Shareholders will find accompanying the Circular a Form of Proxy for use in connection with the General Meeting. The Form of Proxy should be completed and returned in accordance with the instructions thereon so as to be received by Link Asset Services, as soon as possible and in any event not later than 48 hours (excluding non-Business Days) before the time of the General Meeting.
Recommendation
The Directors believe the Placing and the passing of the Resolutions to be in the best interests of the Company and its Shareholders as a whole.
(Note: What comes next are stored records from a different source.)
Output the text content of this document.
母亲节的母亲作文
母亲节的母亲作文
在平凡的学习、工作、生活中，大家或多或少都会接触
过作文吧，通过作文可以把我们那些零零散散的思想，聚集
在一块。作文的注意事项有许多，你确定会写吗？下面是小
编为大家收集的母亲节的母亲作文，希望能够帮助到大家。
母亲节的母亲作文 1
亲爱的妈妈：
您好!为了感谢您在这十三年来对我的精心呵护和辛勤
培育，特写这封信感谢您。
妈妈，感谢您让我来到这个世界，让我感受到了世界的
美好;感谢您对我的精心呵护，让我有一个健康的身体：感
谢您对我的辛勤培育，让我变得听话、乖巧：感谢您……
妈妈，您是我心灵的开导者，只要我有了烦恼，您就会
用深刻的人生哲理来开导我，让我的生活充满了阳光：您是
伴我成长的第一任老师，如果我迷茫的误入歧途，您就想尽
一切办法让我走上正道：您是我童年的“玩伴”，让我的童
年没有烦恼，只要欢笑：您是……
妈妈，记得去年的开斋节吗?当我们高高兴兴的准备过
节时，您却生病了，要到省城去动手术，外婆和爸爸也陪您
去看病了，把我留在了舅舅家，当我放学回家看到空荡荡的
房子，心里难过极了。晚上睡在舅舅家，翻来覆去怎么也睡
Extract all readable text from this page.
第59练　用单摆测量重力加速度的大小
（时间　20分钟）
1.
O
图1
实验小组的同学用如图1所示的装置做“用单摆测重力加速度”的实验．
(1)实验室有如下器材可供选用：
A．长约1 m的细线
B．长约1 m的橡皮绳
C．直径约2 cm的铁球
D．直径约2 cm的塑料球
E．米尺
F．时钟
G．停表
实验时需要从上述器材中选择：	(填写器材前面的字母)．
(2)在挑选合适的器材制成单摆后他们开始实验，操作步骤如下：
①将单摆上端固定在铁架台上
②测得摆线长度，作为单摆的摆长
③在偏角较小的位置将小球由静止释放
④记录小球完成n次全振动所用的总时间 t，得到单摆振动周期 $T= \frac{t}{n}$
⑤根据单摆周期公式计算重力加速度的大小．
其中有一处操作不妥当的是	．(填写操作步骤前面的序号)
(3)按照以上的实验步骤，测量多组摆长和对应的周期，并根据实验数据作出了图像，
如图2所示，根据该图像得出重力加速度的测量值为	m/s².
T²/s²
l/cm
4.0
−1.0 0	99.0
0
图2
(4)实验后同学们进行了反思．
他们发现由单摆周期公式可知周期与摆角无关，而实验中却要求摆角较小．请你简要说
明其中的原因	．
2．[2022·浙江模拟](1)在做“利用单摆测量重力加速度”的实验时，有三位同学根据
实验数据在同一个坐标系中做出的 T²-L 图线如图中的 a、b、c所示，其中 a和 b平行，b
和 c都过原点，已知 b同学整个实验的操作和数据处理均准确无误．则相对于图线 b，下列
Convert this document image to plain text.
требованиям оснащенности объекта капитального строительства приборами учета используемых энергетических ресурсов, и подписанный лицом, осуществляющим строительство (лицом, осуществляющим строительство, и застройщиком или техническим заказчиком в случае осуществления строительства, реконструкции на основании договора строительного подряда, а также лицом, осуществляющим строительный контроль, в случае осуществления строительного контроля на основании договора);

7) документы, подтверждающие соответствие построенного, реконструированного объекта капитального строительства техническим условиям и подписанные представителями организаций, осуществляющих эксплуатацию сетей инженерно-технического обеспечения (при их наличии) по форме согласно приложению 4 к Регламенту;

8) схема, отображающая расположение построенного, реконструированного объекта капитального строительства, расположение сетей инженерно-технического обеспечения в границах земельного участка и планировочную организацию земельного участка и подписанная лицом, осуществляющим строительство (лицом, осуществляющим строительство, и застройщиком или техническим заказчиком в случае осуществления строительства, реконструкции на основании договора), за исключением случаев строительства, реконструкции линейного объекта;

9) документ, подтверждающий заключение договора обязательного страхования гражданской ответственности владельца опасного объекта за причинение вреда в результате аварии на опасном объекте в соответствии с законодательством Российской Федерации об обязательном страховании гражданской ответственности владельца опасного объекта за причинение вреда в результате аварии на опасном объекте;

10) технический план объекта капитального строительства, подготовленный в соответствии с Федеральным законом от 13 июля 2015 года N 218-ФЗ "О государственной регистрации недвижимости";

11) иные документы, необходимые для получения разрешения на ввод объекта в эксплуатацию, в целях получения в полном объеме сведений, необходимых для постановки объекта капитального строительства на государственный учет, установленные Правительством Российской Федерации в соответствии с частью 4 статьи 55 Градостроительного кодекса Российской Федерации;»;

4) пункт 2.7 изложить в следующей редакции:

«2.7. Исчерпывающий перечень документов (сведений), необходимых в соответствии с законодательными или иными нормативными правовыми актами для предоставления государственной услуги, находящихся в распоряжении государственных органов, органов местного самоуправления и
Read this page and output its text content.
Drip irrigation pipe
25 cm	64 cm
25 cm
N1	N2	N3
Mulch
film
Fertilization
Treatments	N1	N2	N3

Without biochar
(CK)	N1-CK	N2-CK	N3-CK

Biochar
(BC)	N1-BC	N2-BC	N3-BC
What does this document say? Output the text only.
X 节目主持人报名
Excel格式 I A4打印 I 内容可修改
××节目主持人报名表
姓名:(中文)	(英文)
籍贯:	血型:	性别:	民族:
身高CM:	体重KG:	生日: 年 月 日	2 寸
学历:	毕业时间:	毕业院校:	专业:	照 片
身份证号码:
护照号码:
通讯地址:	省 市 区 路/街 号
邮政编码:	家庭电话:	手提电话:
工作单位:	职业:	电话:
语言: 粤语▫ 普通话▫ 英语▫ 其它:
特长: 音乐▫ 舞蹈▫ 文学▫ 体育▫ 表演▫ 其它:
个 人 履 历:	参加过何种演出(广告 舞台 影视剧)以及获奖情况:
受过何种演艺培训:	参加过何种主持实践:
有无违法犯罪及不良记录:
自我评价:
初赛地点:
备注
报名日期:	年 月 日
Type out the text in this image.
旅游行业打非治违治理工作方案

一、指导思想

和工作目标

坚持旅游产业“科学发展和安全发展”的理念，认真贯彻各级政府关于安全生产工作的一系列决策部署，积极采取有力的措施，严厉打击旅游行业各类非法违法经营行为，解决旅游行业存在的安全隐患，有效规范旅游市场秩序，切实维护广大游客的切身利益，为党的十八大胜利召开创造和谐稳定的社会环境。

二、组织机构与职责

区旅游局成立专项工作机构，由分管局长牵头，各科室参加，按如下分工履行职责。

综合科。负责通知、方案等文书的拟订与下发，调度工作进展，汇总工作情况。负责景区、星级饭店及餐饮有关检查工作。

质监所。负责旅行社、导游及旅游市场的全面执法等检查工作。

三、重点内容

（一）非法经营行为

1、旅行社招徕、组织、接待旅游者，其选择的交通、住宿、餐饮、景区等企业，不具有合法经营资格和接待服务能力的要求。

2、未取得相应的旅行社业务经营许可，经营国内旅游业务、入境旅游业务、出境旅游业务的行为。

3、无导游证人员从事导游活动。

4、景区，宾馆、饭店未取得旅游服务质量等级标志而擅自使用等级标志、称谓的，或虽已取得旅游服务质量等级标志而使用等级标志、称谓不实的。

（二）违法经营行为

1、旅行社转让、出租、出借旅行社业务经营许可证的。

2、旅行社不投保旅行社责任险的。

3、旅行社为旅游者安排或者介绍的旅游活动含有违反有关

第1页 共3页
Accordingly, the Directors unanimously recommend Shareholders to vote in favour of the Resolutions as they intend so to do in respect of their beneficial shareholdings amounting to 25,221,386 Ordinary Shares, representing approximately 36.2 per cent. of the existing issued ordinary share capital of the Company or 31.5 per cent. of the issued share capital immediately following First Admission.
Definitions
“Board” or “Directors” | the directors of the Company, or any duly authorised committee thereof |
“Business Day” | a day (other than a Saturday or Sunday) on which commercial banks are open for general business in London, England |
“Conditional Placing” | the placing of the Conditional Placing shares which is subject to approval by Shareholders at the General Meeting |
“Conditional Placing Shares” | the 3,700,931 new Ordinary Shares to be issued pursuant to the Conditional Placing |
“Enlarged Share Capital” | the issued share capital of the Company assuming that all of the Firm Placing Shares and Conditional Placing Shares are allotted and issued |
“First Admission” | admission of the Firm Placing Shares to trading on AIM, which is expected to occur on or around 16 June 2020 |
“Firm Placing” | the placing of the Firm Placing Shares which may be issued within the Company’s existing pre-emption authorities |
“Firm Placing Shares” | the 10,437,000 new Ordinary Shares to be issued pursuant to the Firm Placing |
“Form of Proxy” | the form of proxy for use in connection with the General Meeting which accompanies the Circular |
“FY 2019” | the Company’s financial year ended 30 December 2019 |
“FY 2020” | the Company’s financial year ended 30 December 2020 |
“General Meeting” | the general meeting of the Company to be held at Titanic Suites, Enterprise House, 55-59 Adelaide Street, Belfast, Northern Ireland, BT2 8FE 5DF, at 2.00 p.m. on 29 June 2020, notice of which is set out at the end of the Circular |
“Group” | the Company and its subsidiaries |
“Long Stop Date” | 30 July 2020 |
“Notice of General Meeting” | the notice convening the General Meeting which is set out at the end of the Circular |
“Ordinary Shares” | ordinary shares of 0.2p in the capital of the Company |
“Placing” | the Firm Placing and the Conditional Placing |
“Placing Agreement” | the agreement entered into between the Company and Cenkos Securities plc in respect of the Placing dated 11 June 2020, as described in this announcement |
“Placing Shares” | the Firm Placing Shares and the Conditional Placing Shares |
“Resolutions” | the resolutions set out in the Notice of General Meeting |
“Second Admission” | admission of the Conditional Placing Shares to trading on AIM, which is expected to occur on or around 30 June 2020 |
“Shareholders” | holders of Ordinary Shares |
This announcement contains inside information for the purposes of Article 7 of Regulation (EU) 596/2014.